Silvio Teitelbaum – 23.04.2021

ONDE FICA A UCRÂNIA?

Por Silvio Teitelbaum, CEO DA FMP (Fundação Escola Superior do MP-RS), Professor Associado da FDC e Conselheiro de Empresas

Recentemente finalizei a leitura da obra de Tom Nichols The death of expertise: the campaign against established knowledge and why it matters. (New York: Oxford University Press, 2017. 252 p.).

Em tempos de UF (Universidade do Facebook) e de PGGW (Pós-graduação em Conhecimento adquirido nos grupos de WhatsApp), o livro é mais atual do que nunca. Trata-se de uma profunda discussão entre o conhecimento formal e o achismo digitalmente espalhado. Lembrei-me da obra nesta semana ao me deparar com inúmeros especialistas em efeito estufa que espocaram nas redes e veículos. Já temos os juristas, economistas e cientistas políticos.
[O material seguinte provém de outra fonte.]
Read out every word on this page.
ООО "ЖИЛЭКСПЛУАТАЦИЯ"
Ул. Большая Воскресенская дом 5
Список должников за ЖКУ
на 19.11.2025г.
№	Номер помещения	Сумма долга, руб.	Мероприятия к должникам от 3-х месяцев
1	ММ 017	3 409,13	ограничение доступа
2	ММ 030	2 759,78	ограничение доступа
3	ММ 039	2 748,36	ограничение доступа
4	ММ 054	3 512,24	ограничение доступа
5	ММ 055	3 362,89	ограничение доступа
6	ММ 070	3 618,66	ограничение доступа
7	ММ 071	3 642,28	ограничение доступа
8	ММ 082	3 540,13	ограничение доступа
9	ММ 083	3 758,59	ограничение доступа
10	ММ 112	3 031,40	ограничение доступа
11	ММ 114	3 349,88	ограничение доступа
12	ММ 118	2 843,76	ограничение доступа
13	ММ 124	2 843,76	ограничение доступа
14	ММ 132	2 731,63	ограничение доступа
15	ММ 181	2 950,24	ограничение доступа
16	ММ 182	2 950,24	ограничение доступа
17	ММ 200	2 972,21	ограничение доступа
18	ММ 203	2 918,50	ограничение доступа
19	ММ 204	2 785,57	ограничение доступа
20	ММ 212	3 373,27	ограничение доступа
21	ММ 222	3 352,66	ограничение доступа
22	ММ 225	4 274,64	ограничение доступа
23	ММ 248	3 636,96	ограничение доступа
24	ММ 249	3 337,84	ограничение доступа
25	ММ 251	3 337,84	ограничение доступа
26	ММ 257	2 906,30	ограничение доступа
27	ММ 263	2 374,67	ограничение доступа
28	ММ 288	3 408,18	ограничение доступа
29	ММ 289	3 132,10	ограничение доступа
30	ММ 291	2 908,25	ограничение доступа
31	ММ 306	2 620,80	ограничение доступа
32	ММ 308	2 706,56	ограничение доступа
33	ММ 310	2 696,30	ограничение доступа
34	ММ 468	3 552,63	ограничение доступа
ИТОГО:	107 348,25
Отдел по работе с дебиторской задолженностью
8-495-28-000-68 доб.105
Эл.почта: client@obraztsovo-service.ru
Chegamos nos críticos climáticos.

Inobstante a postura do Brasil ser pífia no combate ao desmatamento e ao controle da emissão de gases alguns dados mínimos – se consultados – poderiam ter feito sonora diferença nos discursos. Inclusive, de grande veículos como GloboNews e CNN, que tem sido o quadro da depressão e cremação (com efeito estufa) do jornalismo.

No ranking das emissões o Brasil se encontra em 13º lugar, emitindo 466 maegatoneladas de CO2. A China, líder, emite 10175. E Baiden, que surfou de bom moço na onda da compra das vacinas pelo Trump (ou o leitor acha que foi o bom velhinho que fez as compras em janeiro?), lidera uma Nação que emite 5285. E nós somos os vilões?
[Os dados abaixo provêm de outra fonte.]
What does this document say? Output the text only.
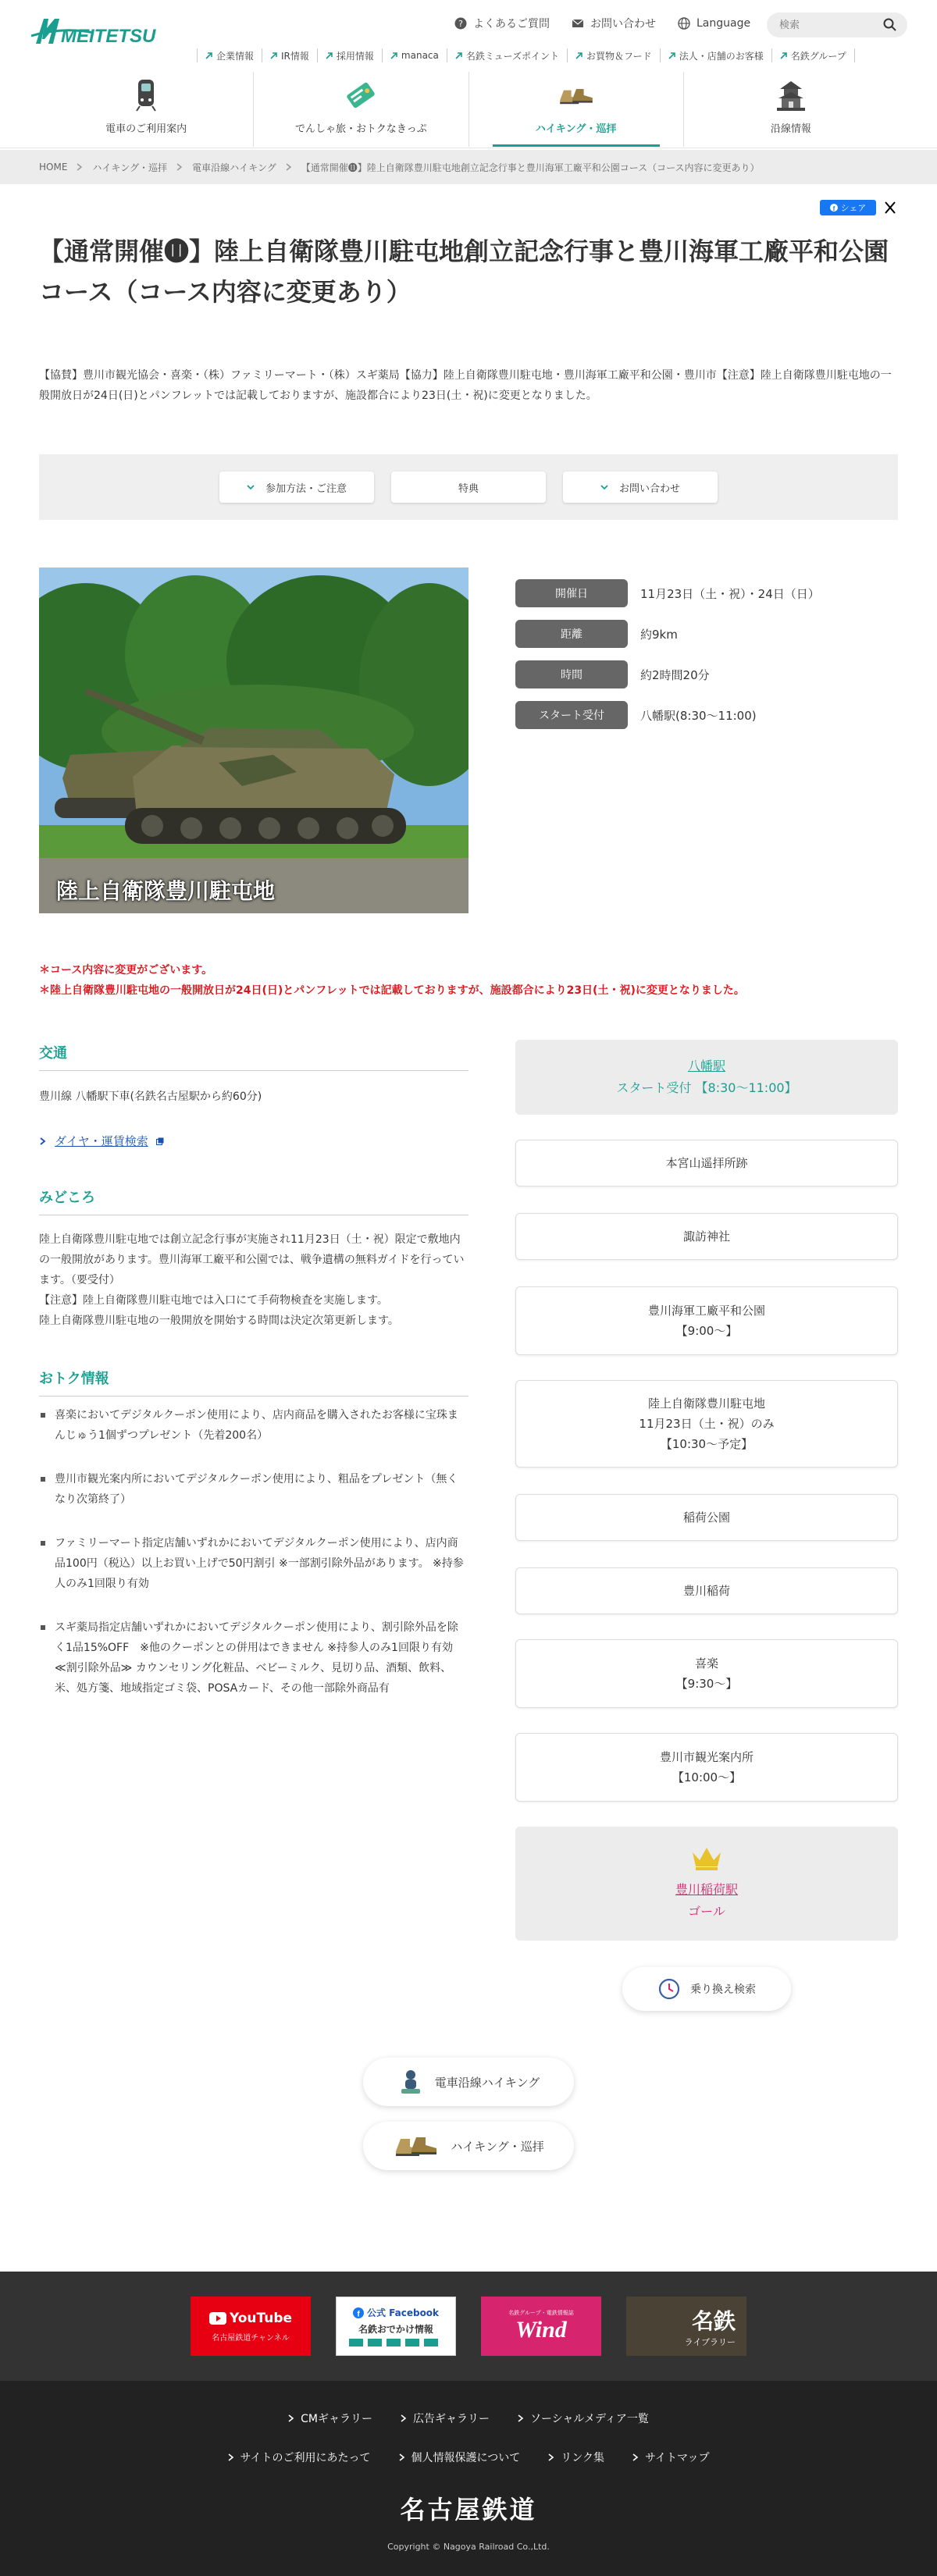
MEITETSU
? よくあるご質問	お問い合わせ	Language
検索
企業情報	IR情報	採用情報	manaca	名鉄ミューズポイント	お買物＆フード	法人・店舗のお客様	名鉄グループ
電車のご利用案内	でんしゃ旅・おトクなきっぷ	ハイキング・巡拝	沿線情報
HOME	ハイキング・巡拝	電車沿線ハイキング	【通常開催⓫】陸上自衛隊豊川駐屯地創立記念行事と豊川海軍工廠平和公園コース（コース内容に変更あり）
f シェア
【通常開催⓫】陸上自衛隊豊川駐屯地創立記念行事と豊川海軍工廠平和公園コース（コース内容に変更あり）

【協賛】豊川市観光協会・喜楽・（株）ファミリーマート・（株）スギ薬局【協力】陸上自衛隊豊川駐屯地・豊川海軍工廠平和公園・豊川市【注意】陸上自衛隊豊川駐屯地の一般開放日が24日(日)とパンフレットでは記載しておりますが、施設都合により23日(土・祝)に変更となりました。

参加方法・ご注意	特典	お問い合わせ
陸上自衛隊豊川駐屯地
開催日	11月23日（土・祝）・24日（日）
距離	約9km
時間	約2時間20分
スタート受付	八幡駅(8:30〜11:00)
＊コース内容に変更がございます。
＊陸上自衛隊豊川駐屯地の一般開放日が24日(日)とパンフレットでは記載しておりますが、施設都合により23日(土・祝)に変更となりました。
交通

豊川線 八幡駅下車(名鉄名古屋駅から約60分)

ダイヤ・運賃検索
みどころ

陸上自衛隊豊川駐屯地では創立記念行事が実施され11月23日（土・祝）限定で敷地内の一般開放があります。豊川海軍工廠平和公園では、戦争遺構の無料ガイドを行っています。（要受付）

【注意】陸上自衛隊豊川駐屯地では入口にて手荷物検査を実施します。

陸上自衛隊豊川駐屯地の一般開放を開始する時間は決定次第更新します。

おトク情報
喜楽においてデジタルクーポン使用により、店内商品を購入されたお客様に宝珠まんじゅう1個ずつプレゼント（先着200名）
豊川市観光案内所においてデジタルクーポン使用により、粗品をプレゼント（無くなり次第終了）
ファミリーマート指定店舗いずれかにおいてデジタルクーポン使用により、店内商品100円（税込）以上お買い上げで50円割引 ※一部割引除外品があります。 ※持参人のみ1回限り有効
スギ薬局指定店舗いずれかにおいてデジタルクーポン使用により、割引除外品を除く1品15%OFF　※他のクーポンとの併用はできません ※持参人のみ1回限り有効　≪割引除外品≫ カウンセリング化粧品、ベビーミルク、見切り品、酒類、飲料、米、処方箋、地域指定ゴミ袋、POSAカード、その他一部除外商品有
八幡駅
スタート受付 【8:30〜11:00】
本宮山遥拝所跡
諏訪神社
豊川海軍工廠平和公園
【9:00〜】
陸上自衛隊豊川駐屯地
11月23日（土・祝）のみ
【10:30〜予定】
稲荷公園
豊川稲荷
喜楽
【9:30〜】
豊川市観光案内所
【10:00〜】
豊川稲荷駅
ゴール
乗り換え検索
電車沿線ハイキング
ハイキング・巡拝
YouTube
名古屋鉄道チャンネル
f 公式 Facebook
名鉄おでかけ情報
名鉄グループ・電鉄情報誌
Wind	名鉄
ライブラリー
CMギャラリー	広告ギャラリー	ソーシャルメディア一覧
サイトのご利用にあたって	個人情報保護について	リンク集	サイトマップ
名古屋鉄道
Copyright © Nagoya Railroad Co.,Ltd.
Ah, somos os vilões do desmatamento, então. É isso? Eu não tive tempo de pesquisar, mas creio que a Amazônia Legal, composta por nove estados, deve ter na parte Brasileira algo próximo a 80% do território. É um bocado de metros quadrados que precisam de uma nova política, sem dúvida. Incluindo-se a questão da presença de ONG’s que precisam ter suas finalidades investigadas. Mas haveria algo de tão diferente em relação aos outros anos?

O pequeno exercício acima é só um exemplo do que não se faz hoje. Muito se fala em “ciência”, em desrespeito aos cientistas e aos protocolos sanitários. Porém, quando o assunto é ciência social ou econômica escolhe-se a opinião ao invés dos fatos. Os mais de 200 cientistas que recentemente protestaram contra a “ameaça bolsonariana à ciência” poderiam, igualmente, protestar contra a ameaça à informação que tem sido praticada.

Vejam que eu não estou defendendo o negacionismo covidiano. Não estou negando a emissão dos gases e nem o descaso ambiental. Estou apenas dizendo que dados e informações aparecem para defender a ciência quando convém aos argumentos ideológicos.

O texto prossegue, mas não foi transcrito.